Sriracha maker adds heat to clash with Irwindale
The creator of Huy Fong Foods’ Sriracha hot sauce says that his company might have gone bankrupt if the city of Irwindale had successfully stopped production at the facility in response to odor complaints from nearby residents.
According to a statement issued to The Times on Friday, Huy Fong Foods would have suffered a $10-million loss if a judge had granted the city’s request for a temporary restraining order. The judge denied the city’s request for the order at a hearing Oct. 31. A Nov. 22 hearing will determine whether the city’s request for a preliminary injunction to stop operations at the factory is granted.
David Tran’s comments were the most combative so far in a highly publicized conflict during which the company has largely kept the tone of its public statements conciliatory.
“Suppose if the city chose never to issue another business license to the company? Who would be left to run this company’s operations? The city of Irwindale?” the chief executive said in the statement.
Irwindale city officials said they have to take all necessary actions to combat what some residents say is a serious public health issue. They received reports of burned eyes and inflamed asthma, and one family said an entire birthday party fled indoors after the spicy smell descended on the festivities.

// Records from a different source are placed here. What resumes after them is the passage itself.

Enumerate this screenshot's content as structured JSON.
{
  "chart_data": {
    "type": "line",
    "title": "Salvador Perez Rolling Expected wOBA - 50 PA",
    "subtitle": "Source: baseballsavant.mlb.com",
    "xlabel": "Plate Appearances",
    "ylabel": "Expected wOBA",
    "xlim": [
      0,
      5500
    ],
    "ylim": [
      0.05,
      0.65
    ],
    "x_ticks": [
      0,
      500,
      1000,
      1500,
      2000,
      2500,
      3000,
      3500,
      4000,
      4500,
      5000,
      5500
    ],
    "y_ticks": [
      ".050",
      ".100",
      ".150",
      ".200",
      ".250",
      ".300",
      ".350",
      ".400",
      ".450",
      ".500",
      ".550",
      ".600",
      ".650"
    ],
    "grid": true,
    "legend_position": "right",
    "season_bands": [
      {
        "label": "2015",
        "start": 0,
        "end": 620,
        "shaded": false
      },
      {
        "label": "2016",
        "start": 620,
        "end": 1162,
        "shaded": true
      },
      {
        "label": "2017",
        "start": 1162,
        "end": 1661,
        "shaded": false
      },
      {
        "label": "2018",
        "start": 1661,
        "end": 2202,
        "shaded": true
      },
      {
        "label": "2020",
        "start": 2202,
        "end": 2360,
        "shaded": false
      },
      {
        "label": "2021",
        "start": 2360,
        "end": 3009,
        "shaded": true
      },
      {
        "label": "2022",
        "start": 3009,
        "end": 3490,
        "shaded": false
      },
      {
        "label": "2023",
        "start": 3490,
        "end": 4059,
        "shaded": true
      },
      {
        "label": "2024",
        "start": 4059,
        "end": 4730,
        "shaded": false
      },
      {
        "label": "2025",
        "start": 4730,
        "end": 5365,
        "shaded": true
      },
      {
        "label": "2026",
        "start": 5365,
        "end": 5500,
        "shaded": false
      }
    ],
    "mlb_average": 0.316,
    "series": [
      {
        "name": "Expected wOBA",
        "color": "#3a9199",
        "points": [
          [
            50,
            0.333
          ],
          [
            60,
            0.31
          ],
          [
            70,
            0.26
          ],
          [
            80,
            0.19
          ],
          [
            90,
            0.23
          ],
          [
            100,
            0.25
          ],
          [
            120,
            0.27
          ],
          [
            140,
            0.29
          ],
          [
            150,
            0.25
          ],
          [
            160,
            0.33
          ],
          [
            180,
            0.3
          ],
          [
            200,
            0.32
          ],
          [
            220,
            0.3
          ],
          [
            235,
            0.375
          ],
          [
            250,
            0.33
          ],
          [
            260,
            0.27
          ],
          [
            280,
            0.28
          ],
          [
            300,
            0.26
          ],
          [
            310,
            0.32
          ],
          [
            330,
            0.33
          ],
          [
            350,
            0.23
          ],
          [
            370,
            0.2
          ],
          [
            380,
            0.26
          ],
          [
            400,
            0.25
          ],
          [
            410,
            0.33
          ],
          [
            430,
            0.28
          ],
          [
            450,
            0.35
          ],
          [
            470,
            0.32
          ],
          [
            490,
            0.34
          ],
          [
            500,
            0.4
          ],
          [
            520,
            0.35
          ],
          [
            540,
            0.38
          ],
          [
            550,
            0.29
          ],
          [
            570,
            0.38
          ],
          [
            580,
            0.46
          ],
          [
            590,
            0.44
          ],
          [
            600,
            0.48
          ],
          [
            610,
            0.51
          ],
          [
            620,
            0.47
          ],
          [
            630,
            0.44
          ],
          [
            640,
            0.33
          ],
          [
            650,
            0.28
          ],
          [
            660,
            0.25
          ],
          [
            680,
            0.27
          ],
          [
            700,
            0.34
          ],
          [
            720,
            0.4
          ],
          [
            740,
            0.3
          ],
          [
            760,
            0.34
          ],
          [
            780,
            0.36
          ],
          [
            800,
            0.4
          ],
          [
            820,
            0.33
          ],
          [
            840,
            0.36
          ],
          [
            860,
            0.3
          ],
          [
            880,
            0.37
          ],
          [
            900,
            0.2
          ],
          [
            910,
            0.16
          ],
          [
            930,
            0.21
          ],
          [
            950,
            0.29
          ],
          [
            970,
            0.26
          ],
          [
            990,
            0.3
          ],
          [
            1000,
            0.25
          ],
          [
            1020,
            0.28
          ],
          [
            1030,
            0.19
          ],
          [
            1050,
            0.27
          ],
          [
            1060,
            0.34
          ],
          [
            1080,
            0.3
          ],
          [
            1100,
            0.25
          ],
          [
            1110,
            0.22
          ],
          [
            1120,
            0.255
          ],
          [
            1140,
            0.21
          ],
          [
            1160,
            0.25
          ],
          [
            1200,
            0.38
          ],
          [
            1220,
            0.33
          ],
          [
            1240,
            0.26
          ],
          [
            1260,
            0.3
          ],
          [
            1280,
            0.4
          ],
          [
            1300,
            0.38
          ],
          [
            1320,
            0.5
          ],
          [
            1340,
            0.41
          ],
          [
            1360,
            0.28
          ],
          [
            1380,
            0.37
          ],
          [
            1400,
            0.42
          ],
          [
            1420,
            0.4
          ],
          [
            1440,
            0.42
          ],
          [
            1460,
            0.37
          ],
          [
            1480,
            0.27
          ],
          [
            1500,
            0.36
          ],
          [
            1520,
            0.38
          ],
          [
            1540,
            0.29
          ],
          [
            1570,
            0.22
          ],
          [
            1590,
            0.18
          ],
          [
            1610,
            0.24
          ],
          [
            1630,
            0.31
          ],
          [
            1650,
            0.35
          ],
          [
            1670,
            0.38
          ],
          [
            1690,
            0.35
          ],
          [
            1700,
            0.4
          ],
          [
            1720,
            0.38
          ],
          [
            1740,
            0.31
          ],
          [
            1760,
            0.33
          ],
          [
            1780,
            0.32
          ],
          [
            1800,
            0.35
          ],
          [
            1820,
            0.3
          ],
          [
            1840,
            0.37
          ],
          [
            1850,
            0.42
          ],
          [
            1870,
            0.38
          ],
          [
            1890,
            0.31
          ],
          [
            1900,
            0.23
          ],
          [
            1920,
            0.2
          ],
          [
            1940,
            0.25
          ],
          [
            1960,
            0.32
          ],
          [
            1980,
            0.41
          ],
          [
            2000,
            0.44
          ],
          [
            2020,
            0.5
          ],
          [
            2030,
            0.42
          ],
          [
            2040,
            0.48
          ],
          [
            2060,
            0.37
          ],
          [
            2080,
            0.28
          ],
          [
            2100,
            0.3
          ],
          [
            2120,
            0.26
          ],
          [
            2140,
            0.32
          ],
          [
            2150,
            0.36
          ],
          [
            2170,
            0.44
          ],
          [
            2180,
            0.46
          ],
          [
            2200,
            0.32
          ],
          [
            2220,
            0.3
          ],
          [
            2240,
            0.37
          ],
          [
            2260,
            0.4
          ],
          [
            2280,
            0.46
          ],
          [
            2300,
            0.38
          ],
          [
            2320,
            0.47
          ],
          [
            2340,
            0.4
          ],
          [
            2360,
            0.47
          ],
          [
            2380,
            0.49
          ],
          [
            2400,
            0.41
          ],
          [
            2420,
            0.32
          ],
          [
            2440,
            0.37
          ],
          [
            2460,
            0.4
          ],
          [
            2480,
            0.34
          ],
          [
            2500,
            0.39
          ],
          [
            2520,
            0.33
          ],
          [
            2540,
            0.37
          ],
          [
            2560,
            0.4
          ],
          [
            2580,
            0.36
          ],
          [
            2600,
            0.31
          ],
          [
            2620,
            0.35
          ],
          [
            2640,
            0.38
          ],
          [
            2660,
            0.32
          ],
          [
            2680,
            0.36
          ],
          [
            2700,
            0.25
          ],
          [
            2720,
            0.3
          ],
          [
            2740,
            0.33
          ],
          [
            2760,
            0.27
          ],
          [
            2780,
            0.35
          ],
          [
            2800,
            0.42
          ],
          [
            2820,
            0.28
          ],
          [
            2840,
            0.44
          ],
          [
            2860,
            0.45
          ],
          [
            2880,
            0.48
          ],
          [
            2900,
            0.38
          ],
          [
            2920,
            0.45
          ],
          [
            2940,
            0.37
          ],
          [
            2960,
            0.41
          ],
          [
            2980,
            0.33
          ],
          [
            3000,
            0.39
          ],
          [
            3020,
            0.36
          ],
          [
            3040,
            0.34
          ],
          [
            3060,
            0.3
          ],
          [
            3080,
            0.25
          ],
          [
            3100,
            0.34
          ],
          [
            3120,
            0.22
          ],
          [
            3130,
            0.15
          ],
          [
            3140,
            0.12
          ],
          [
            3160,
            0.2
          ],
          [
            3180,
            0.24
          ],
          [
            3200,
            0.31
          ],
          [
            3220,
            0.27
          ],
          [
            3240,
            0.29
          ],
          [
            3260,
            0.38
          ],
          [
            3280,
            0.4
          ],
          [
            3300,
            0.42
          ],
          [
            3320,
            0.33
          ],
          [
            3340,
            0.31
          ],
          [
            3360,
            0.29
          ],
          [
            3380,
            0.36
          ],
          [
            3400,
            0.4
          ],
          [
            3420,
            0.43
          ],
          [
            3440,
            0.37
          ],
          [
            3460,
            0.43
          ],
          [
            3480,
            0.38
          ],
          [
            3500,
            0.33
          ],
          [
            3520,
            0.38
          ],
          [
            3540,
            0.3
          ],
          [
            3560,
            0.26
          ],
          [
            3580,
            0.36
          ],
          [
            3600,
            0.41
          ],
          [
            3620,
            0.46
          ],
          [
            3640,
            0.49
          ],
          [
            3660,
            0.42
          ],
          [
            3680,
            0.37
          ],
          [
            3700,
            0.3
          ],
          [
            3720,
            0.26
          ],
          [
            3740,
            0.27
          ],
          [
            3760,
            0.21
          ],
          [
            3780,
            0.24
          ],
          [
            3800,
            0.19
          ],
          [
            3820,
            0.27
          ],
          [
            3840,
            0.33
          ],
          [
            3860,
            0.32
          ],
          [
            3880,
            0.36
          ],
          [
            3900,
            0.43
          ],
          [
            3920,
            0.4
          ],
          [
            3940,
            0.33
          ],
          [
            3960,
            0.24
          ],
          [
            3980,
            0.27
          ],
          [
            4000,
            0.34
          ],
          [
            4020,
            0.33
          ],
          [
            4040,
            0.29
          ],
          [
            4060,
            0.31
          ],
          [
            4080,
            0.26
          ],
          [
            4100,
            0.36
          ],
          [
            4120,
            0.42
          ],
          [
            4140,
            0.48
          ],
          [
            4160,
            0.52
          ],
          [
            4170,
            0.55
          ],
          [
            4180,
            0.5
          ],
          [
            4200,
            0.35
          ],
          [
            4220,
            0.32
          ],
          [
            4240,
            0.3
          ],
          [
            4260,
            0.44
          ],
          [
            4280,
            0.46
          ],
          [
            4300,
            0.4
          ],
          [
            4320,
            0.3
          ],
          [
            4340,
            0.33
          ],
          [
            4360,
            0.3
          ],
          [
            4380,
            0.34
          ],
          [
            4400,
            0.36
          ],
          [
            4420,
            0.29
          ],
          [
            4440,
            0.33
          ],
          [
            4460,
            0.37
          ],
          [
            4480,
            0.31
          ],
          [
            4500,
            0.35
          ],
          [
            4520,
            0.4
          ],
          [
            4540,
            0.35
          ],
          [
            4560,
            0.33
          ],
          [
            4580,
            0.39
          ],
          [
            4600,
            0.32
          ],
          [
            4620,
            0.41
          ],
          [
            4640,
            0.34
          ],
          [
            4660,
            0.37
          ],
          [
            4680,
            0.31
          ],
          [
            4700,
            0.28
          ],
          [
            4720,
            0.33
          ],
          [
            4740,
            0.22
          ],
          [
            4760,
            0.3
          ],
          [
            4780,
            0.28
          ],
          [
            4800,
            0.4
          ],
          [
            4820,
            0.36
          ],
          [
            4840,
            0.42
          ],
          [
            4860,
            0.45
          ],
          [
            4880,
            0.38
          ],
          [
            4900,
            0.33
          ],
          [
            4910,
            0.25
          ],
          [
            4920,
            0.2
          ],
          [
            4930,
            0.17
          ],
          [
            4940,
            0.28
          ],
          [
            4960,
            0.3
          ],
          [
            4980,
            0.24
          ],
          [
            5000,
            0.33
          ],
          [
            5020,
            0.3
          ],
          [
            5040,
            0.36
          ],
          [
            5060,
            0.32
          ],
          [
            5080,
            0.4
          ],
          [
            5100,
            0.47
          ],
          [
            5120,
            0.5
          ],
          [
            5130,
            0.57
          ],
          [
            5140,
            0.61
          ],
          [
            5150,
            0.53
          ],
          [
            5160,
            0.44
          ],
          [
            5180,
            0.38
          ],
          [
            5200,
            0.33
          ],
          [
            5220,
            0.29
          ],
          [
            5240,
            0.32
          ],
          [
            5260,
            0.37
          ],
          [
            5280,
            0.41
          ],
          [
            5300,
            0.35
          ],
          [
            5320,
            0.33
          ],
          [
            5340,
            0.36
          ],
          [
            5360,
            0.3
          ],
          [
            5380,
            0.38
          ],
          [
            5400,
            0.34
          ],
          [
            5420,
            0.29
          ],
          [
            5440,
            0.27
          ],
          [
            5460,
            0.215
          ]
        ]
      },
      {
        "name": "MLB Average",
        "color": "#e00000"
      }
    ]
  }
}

“Given how long it’s going on, we had no choice but to institute this action,” Irwindale City Atty. Fred Galante said.
Tran accused the city of acting “severely toward us without conducting a real investigation” when it requested that the entire facility be shut down. Inspectors from the South Coast Air Quality Management District have visited the plant several times without issuing a citation. Tran said in court documents that the complaints about the smell originated with an Irwindale city councilman’s son.
Huy Fong Foods decided to locate its factory in Irwindale three years ago when the city offered a loan with “irresistible” terms: Pay only interest for 10 years, with a balloon payment at the end.
The company took the loan and contributed $250,000 to Irwindale each year as part of the deal, Tran said. The company then built a $40-million factory that at full capacity could generate about $300 million a year in sales, according to Tran’s statements.
But after complaints about the smell began last year, Tran said he began to get an “odd feeling” about the city’s behavior. In response, the company has taken out a loan with less favorable terms from East West Bank to pay off the city loan.
Because its hot sauce is made with fresh chiles that are harvested, ground and processed within the same day, Huy Fong Foods has a delicate, three-month-long production cycle that typically begins in September. Interrupting the process could force the company to leave the chiles to rot in the fields and jeopardize next year’s supply of hot sauce.
Over the last decade, Sriracha hot sauce has achieved what might be called rock-star status among condiments, spawning a documentary, a food festival, a cookbook and a special flavor of Lay’s potato chips. Reports of a potential shortage sent shock waves through the sauce’s legions of fans, prompting many to pass around Sriracha recipes and rush to supermarkets to buy up the remaining stock.
Huy Fong Foods moved to the Irwindale plant so it could triple its capacity in response to soaring demand, Tran said. In 2012, sales of its hot sauce generated $60 million in revenue.